According to the predetermined position for each module in the barrel topmost deck, some permanent and/or temporary support structures 2-2 are installed underneath the skylight opening to support said each module, so that each module can be lifted, installed and fixed on the top of the permanent and/or temporary support structures 2-2 corresponding the predetermined position in the barrel topmost deck. The permanent and/or temporary support structures 2-2 are constructed together with the barre 1, of which, the temporary support structure shall be dismantled upon completion of platform construction.
Each module within the module-integration can be a complete module for lifting independently, or can be a segmentation module through “cutting” the pre-designed integration-module into multiple temporary modules. Each segmentation module is provided with a temporary connection structure required for prefabrication and lifting, so that the segmentation module forms a complete temporary frame structure to ensure that the segmentation module can be independently lifted. The temporary connection structure shall be dismantled after the completion of the module-integration construction.
The gap connection 3 comprises: beams/girders, stiffeners needed to connect the circumjacent deck around the skylight opening of the barrel topmost deck and the module-integration bottom deck, as well as a flat plate to fill the on-site closing gap, so that the module-integration bottom deck and the barrel topmost deck are integrated and combined as two in one, jointly forming an integrated and combined platform deck with a same top surface elevation. Finally, one or more non-module typed and individual equipment and/or devices, if any, are installed on the barrel deck, then remove all temporary support structures and/or temporary connection structures to complete the construction of the entire platform.

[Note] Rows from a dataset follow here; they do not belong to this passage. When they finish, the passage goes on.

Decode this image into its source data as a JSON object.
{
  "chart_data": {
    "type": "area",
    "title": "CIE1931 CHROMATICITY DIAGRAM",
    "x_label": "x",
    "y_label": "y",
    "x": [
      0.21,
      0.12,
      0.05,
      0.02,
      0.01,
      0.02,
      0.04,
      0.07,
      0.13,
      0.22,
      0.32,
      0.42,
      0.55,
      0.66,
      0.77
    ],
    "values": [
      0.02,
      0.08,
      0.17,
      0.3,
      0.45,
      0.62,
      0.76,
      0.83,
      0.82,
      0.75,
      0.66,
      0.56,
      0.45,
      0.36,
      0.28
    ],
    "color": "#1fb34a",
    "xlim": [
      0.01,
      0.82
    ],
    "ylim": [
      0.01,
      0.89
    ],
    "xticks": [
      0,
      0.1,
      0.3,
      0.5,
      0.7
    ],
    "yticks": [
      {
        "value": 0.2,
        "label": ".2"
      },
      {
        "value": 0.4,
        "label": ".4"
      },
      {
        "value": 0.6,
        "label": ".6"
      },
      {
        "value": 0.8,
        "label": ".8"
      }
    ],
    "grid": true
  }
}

Under the principle of integrated overall design of the platform of the invention, the barrel designer and the topsides designer shall have a unified overall planning, work-division and interface cooperation, and organic transmission/connection so as to finally realize the optimized structural design of the entire platform. Compared with the structure design/construction method for the current column platform, the present invention overcomes its shortcomings, realizes the design optimization and construction installation program optimization, especially the optimization of the overall structure, the bending stiffness of the integral structure of barrel and topsides is very high, the force transmission paths of the support structures under topsides are concise and clear; the module-integration bottom deck and the barrel topmost deck are combined as two in one; the amount of steel is reduced notably, and the center of gravity of the topsides descends slightly at the same time; The adjacent module decks are connected, passageways and stairways are designed in a unified way for entire module-integration to realize the sharing of structure and space, which is conducive to inspection, maintenance, material transport, life-saving and escape, and improves the safety of production operation, as well as easy to build; Finally, it will reduce the construction cost, construction time schedule and production operation cost of the platform.